Sentence recognition performance difference (mean and standard error) between the matched (HfoHVTR and LfoLVTR) and mismatched (HfoLVTR and LfoHVTR) conditions at three signal-to-noise ratios of −3, 0, +3 dB in speech-shaped noise (SSN) and four-talker babble (FTB). RAU = rationalized arcsine unit.

The correlation analysis revealed no significant relationship between the listeners’ vocabulary test scores and their overall perception performance.

4 Discussion

The purpose of the present study was to examine the influence of two sex-related acoustic correlates, fo and VTR, on speech intelligibility for non-native listeners in two types of maskers, SSN and FTB. We tested whether the sensitivity to the covariation of fo and VTR reported in native listeners occurred in non-native English listeners. Our results revealed that in both types of maskers at all three SNRs, the recognition accuracy of the mismatched condition of HfoLVTR was significantly lower than the other conditions. The performance of the other mismatched condition, LfoHVTR, was lower than the performance of the two matched conditions in SSN at 3 dB and FTB at 0 dB SNR. However, this pattern was not consistently shown in other conditions. The GLMM did not yield a significant difference between LfoHVTR and the two matched conditions when the data was collapsed across masker types and SNRs. These results suggested that non-native listeners also showed sensitivity to the covariation pattern of fo and VTR. However, importantly, the adverse impact of mismatched voice features was mainly reflected in high fo paired with low VTR. Assmann and Nearey (2008) [4] discussed that high fo resulted in sparsely distributed harmonics and thus poorly resolved formant peaks, which might have a greater adverse effect on speech recognition especially when the fo was higher than the first formant of vowel sounds. In the study of Yang et al. (2025) [7], native English listeners also demonstrated the lowest recognition accuracy in HfoLVTR condition. In the present study, the consistently lower accuracy in HfoLVTR condition in both SSN and FTB at all SNRs provided additional evidence about the negative impact of this mismatched condition on speech recognition. This finding has clinical implications for gender diverse populations who may undergo surgical procedures, take medications, and/or receive voice training to alter voice pitch for gender affirmation. While voice pitch can be modified, the vocal tract can hardly be resized or reshaped, potentially resulting in mismatched voice features, as observed in the present study. Given the evidence showing decreased intelligibility with mismatched voice features in the presence of noises, clinical efforts should be made to develop speech training programs or strategies to help these individuals improve speech intelligibility in adverse communication conditions.

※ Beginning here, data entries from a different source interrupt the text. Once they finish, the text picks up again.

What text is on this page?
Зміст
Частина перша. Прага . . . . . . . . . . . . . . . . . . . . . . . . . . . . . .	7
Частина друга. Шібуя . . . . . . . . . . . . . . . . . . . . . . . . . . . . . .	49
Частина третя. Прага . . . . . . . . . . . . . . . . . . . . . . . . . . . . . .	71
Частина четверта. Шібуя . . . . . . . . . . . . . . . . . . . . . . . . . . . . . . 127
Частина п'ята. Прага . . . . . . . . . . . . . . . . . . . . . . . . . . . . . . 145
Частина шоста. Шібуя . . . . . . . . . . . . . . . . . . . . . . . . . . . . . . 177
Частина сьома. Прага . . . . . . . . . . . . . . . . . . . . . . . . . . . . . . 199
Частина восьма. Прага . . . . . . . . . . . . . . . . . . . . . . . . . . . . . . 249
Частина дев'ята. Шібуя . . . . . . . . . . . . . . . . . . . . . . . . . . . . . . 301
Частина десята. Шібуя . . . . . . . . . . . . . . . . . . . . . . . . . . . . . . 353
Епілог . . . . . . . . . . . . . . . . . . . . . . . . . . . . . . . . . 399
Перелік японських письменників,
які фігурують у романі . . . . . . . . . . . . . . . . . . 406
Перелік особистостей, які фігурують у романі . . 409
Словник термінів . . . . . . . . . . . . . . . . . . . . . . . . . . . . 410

The second central question focused on the differences in speech recognition performance in various voice conditions between SSN and FTB. The results revealed that our non-native listeners performed more poorly in FTB than in SSN at all tested SNRs in all four voice conditions. In Mi et al.'s (2013) [12] study, the authors tested English vowel recognition by English native (EN) listeners, Chinese native listeners recruited in the United States (CNU), and Chinese native listeners with no residency history in English-speaking countries (CNC). The authors found that CNU and CNC listeners performed similarly in SSN but the CNC listeners performed worse than CNU listeners in the 12-talker babble at all SNRs. Similarly, in the study of Tao et al. (2018) [28], which examined English consonant recognition by EN, CNU, and CNC listeners in quiet vs 12-talker babble, CNC listeners again showed poorer performance than CNU and EN listeners in multi-talker babble. The participants of the present study were all recruited in China and none of them had experience residing in English-speaking countries. It is possible that the listeners who were not immersed in English-speaking environment had limited exposure to continuous speech in English produced by multiple speakers, which makes speech babble noise particularly challenging for them [12, 28]. Additionally, prior research has shown that native Chinese listeners, especially those who had no residency history in English-speaking regions, were less able to utilize temporal dips and exhibited reduced masking release compared to native English listeners and native Chinese listeners with relatively long-term English immersion [2933]. This might further explain the difficulty our Chinese listeners experienced in perceiving speech masked by multi-talker babble.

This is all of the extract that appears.